Deliasik.net Asik boncugun web sayfasi CANIM AŞKIM BİTANEM SOZLUM SENI COK SEVIYORUMMMM......
Sık Kullanılanlara Ekle
Giriş Sayfası Yap.
Tatlı tuzlu aşkım benim şekerli ballı aşkım benim yerim seni ben
GÜL MASALI
Bir zamanlar
uzak diyarlarda küçük bir kasabada dürüst ve çalışkan bir genç
yaşarmış. Tüm gün ustasından öğrendiği gibi
demir döver kasabanın tüm ihtiyaçlarını giderirmiş.
Sutean adındaki bu genç adam herkes tarafından sevilen sayılan
biriymiş.Bir gün dükkanına eski bir tencereyi tamir ettirmek isteyen
hizmetçisi ile birlikte Rosa adında çok çok güzel bir kız gelmiş..
Sutean görür görmez bu kıza aşık olmuş, ama kız ona
fazla yüz vermemiş. Tencereyi bırakıp dükkandan çıkmış.
Güzel kızın ayrılması ile birlikte sanki dükkandaki ateş
sönmüş; demirci Sutean'in kalbini buz gibi bir şey kaplamış.
Güzel kızın kalbini kazanabilmek için bir çare aramaya başlamış.

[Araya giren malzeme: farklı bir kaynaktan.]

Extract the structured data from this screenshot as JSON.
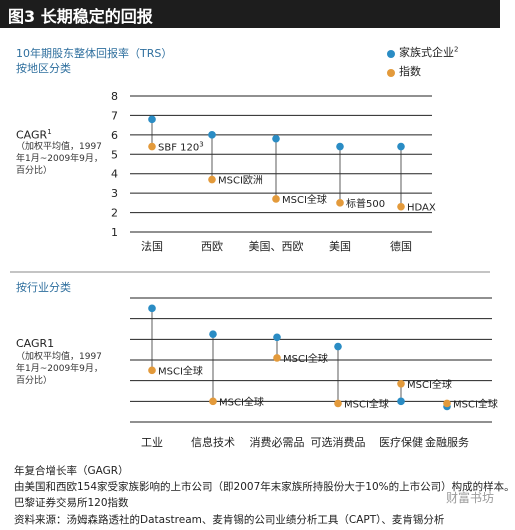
{
  "header": {
    "title": "图3 长期稳定的回报"
  },
  "chart_top": {
    "title_line1": "10年期股东整体回报率（TRS）",
    "title_line2": "按地区分类",
    "ylabel_main": "CAGR",
    "ylabel_sup": "1",
    "ylabel_sub": [
      "（加权平均值，1997",
      "年1月~2009年9月，",
      "百分比）"
    ]
  },
  "legend": {
    "family_label": "家族式企业",
    "family_sup": "2",
    "index_label": "指数",
    "family_color": "#2a8cc4",
    "index_color": "#e39a3b"
  },
  "chart_bottom": {
    "title": "按行业分类",
    "ylabel_main": "CAGR1",
    "ylabel_sub": [
      "（加权平均值，1997",
      "年1月~2009年9月，",
      "百分比）"
    ]
  },
  "chart_data": [
    {
      "type": "scatter",
      "title": "按地区分类",
      "ylabel": "CAGR",
      "ylim": [
        1,
        8
      ],
      "yticks": [
        1,
        2,
        3,
        4,
        5,
        6,
        7,
        8
      ],
      "categories": [
        "法国",
        "西欧",
        "美国、西欧",
        "美国",
        "德国"
      ],
      "series": [
        {
          "name": "家族式企业",
          "values": [
            6.8,
            6.0,
            5.8,
            5.4,
            5.4
          ]
        },
        {
          "name": "指数",
          "values": [
            5.4,
            3.7,
            2.7,
            2.5,
            2.3
          ]
        }
      ],
      "index_labels": [
        {
          "text": "SBF 120",
          "sup": "3"
        },
        {
          "text": "MSCI欧洲",
          "sup": ""
        },
        {
          "text": "MSCI全球",
          "sup": ""
        },
        {
          "text": "标普500",
          "sup": ""
        },
        {
          "text": "HDAX",
          "sup": ""
        }
      ]
    },
    {
      "type": "scatter",
      "title": "按行业分类",
      "ylabel": "CAGR1",
      "categories": [
        "工业",
        "信息技术",
        "消费必需品",
        "可选消费品",
        "医疗保健",
        "金融服务"
      ],
      "series": [
        {
          "name": "家族式企业",
          "values": [
            13.0,
            10.5,
            10.2,
            9.3,
            4.0,
            3.5
          ]
        },
        {
          "name": "指数",
          "values": [
            7.0,
            4.0,
            8.2,
            3.8,
            5.7,
            3.8
          ]
        }
      ],
      "index_labels": [
        {
          "text": "MSCI全球",
          "sup": ""
        },
        {
          "text": "MSCI全球",
          "sup": ""
        },
        {
          "text": "MSCI全球",
          "sup": ""
        },
        {
          "text": "MSCI全球",
          "sup": ""
        },
        {
          "text": "MSCI全球",
          "sup": ""
        },
        {
          "text": "MSCI全球",
          "sup": ""
        }
      ]
    }
  ],
  "footer": {
    "line1": "年复合增长率（GAGR）",
    "line2": "由美国和西欧154家受家族影响的上市公司（即2007年末家族所持股份大于10%的上市公司）构成的样本。",
    "line3": "巴黎证券交易所120指数",
    "line4": "资料来源：汤姆森路透社的Datastream、麦肯锡的公司业绩分析工具（CAPT）、麦肯锡分析"
  },
  "watermark": "财富书坊"
}
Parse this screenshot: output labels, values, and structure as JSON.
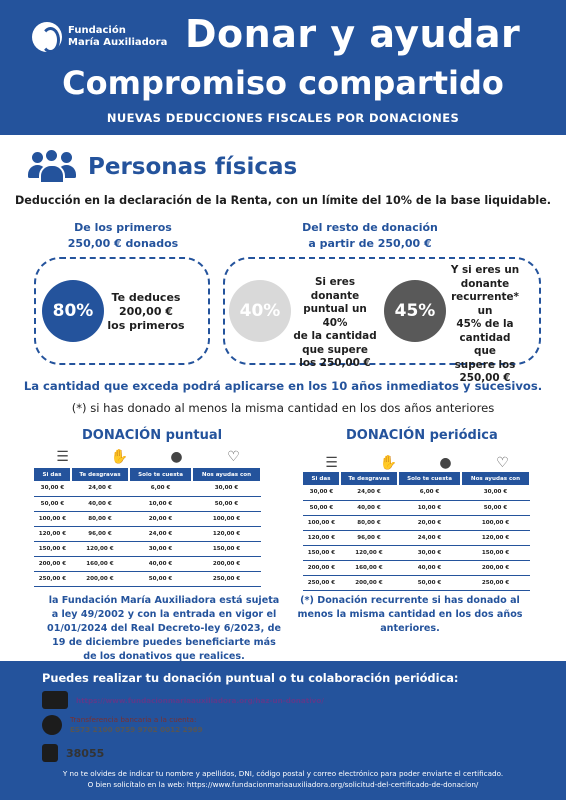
{
  "header": {
    "logo_line1": "Fundación",
    "logo_line2": "María Auxiliadora",
    "title": "Donar y ayudar",
    "subtitle": "Compromiso compartido",
    "note": "NUEVAS DEDUCCIONES FISCALES POR DONACIONES"
  },
  "section": {
    "title": "Personas físicas",
    "lead": "Deducción en la declaración de la Renta, con un límite del 10% de la base liquidable."
  },
  "left_col": {
    "heading_1": "De los primeros",
    "heading_2": "250,00 € donados",
    "percent": "80%",
    "text_1": "Te deduces",
    "text_2": "200,00 €",
    "text_3": "los primeros"
  },
  "right_col": {
    "heading_1": "Del resto de donación",
    "heading_2": "a partir de 250,00 €",
    "percent_a": "40%",
    "text_a": [
      "Si eres donante",
      "puntual un 40%",
      "de la cantidad",
      "que supere",
      "los 250,00 €"
    ],
    "percent_b": "45%",
    "text_b": [
      "Y si eres un",
      "donante",
      "recurrente* un",
      "45% de la",
      "cantidad que",
      "supere los",
      "250,00 €"
    ]
  },
  "excede": "La cantidad que exceda podrá aplicarse en los 10 años inmediatos y sucesivos.",
  "asterisk": "(*) si has donado al menos la misma cantidad en los dos años anteriores",
  "puntual": {
    "title": "DONACIÓN puntual",
    "headers": [
      "Si das",
      "Te desgravas",
      "Solo te cuesta",
      "Nos ayudas con"
    ],
    "rows": [
      [
        "30,00 €",
        "24,00 €",
        "6,00 €",
        "30,00 €"
      ],
      [
        "50,00 €",
        "40,00 €",
        "10,00 €",
        "50,00 €"
      ],
      [
        "100,00 €",
        "80,00 €",
        "20,00 €",
        "100,00 €"
      ],
      [
        "120,00 €",
        "96,00 €",
        "24,00 €",
        "120,00 €"
      ],
      [
        "150,00 €",
        "120,00 €",
        "30,00 €",
        "150,00 €"
      ],
      [
        "200,00 €",
        "160,00 €",
        "40,00 €",
        "200,00 €"
      ],
      [
        "250,00 €",
        "200,00 €",
        "50,00 €",
        "250,00 €"
      ]
    ]
  },
  "periodica": {
    "title": "DONACIÓN periódica",
    "headers": [
      "Si das",
      "Te desgravas",
      "Solo te cuesta",
      "Nos ayudas con"
    ],
    "rows": [
      [
        "30,00 €",
        "24,00 €",
        "6,00 €",
        "30,00 €"
      ],
      [
        "50,00 €",
        "40,00 €",
        "10,00 €",
        "50,00 €"
      ],
      [
        "100,00 €",
        "80,00 €",
        "20,00 €",
        "100,00 €"
      ],
      [
        "120,00 €",
        "96,00 €",
        "24,00 €",
        "120,00 €"
      ],
      [
        "150,00 €",
        "120,00 €",
        "30,00 €",
        "150,00 €"
      ],
      [
        "200,00 €",
        "160,00 €",
        "40,00 €",
        "200,00 €"
      ],
      [
        "250,00 €",
        "200,00 €",
        "50,00 €",
        "250,00 €"
      ]
    ]
  },
  "bottom_left": "la Fundación María Auxiliadora está sujeta a ley 49/2002 y con la entrada en vigor el 01/01/2024 del Real Decreto-ley 6/2023, de 19 de diciembre puedes beneficiarte más de los donativos que realices.",
  "bottom_right": "(*) Donación recurrente si has donado al menos la misma cantidad en los dos años anteriores.",
  "footer": {
    "title": "Puedes realizar tu donación puntual o tu colaboración periódica:",
    "link": "https://www.fundacionmariaauxiliadora.org/haz-un-donativo/",
    "transfer_label": "Transferencia bancaria a la cuenta:",
    "iban": "ES73 2100 0759 9702 0012 2969",
    "bizum": "38055",
    "note_1": "Y no te olvides de indicar tu nombre y apellidos, DNI, código postal y correo electrónico para poder enviarte el certificado.",
    "note_2": "O bien solicítalo en la web: https://www.fundacionmariaauxiliadora.org/solicitud-del-certificado-de-donacion/"
  }
}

Ocağının başına oturmuş düşünürken bir parça
demir almış ve onu şekillendirmeye başlamış. Çalıştıkça
çalışmış ve ortaya çıkan şey şimdiye kadar
yaptığı hiçbir şeye benzememiş. Eşi benzeri görülmemiş
bir çiçek yapmış demirden... İncecik yaprakları birbiri
etrafında kapanan dünyanın en güzel çiçeğini... Sabah
tencereyi almaya sadece hizmetçi kız gelmiş. Demirci Sutean üzülse
de güzel kızı göremediği için tüm umudunu çiçeğine yüklemiş
ve aşkının elçisi olarak göndermiş hizmetçiyle...güzel kız
çiçeği görünce büyülenmiş, kalbi yumuşamış ve
Sutean'in aşkına karşılık vermiş... Sutean güzeller
güzeli kız ile evlenmek için kızın babasından izin almak
üzere yaşadıkları şatoya gitmiş.
Güzel kızın babası bir büyücüymüş, ve kızının
sıradan bir adama, bir demirciye aşık olmasına çok öfkelenmiş.
Bu ilişkiye hemen bir son vermeye yemin etmiş. Hemen orada Sutean'i öldürecek
bir lanet okumaya başlamış ki, kızı dizlerine kapanıp
onu engellemiş.bunun üzerine büyücü kurnazlığa başvurmuş;
Sutean eğer sabaha dek şatonun etrafını demir bir çit ile
çevirirse kızı ile evlenmesine izin verecek eğer başaramazsa
güneş doğarken Sutean taşa dönecekmiş. Eğer
korkuyorsa bir daha dönmemek üzere şatoyu terk edebileceğini söylemiş
demirciye.. Demirci korkup da sevdiğini terk edebilecek biri değilmiş.
Hemen işe başlamış, durup dinlenmeden çubuklar, teller hazırlayıp
onları diziyormuş. Sabaha karşı büyücü demircinin çiti
yetiştireceğini anlamış, ve onu engellemek için aklına
bir kurnazlık daha gelmiş... Kızının kılığına
bürünmüş ve şarkı söylemeye başlamış. Şarkı
öyle derin öyle güzelmiş ki... demirci çekicini bırakıp
dinlemeye başlamış...Büyücü güneş doğana dek söylemiş.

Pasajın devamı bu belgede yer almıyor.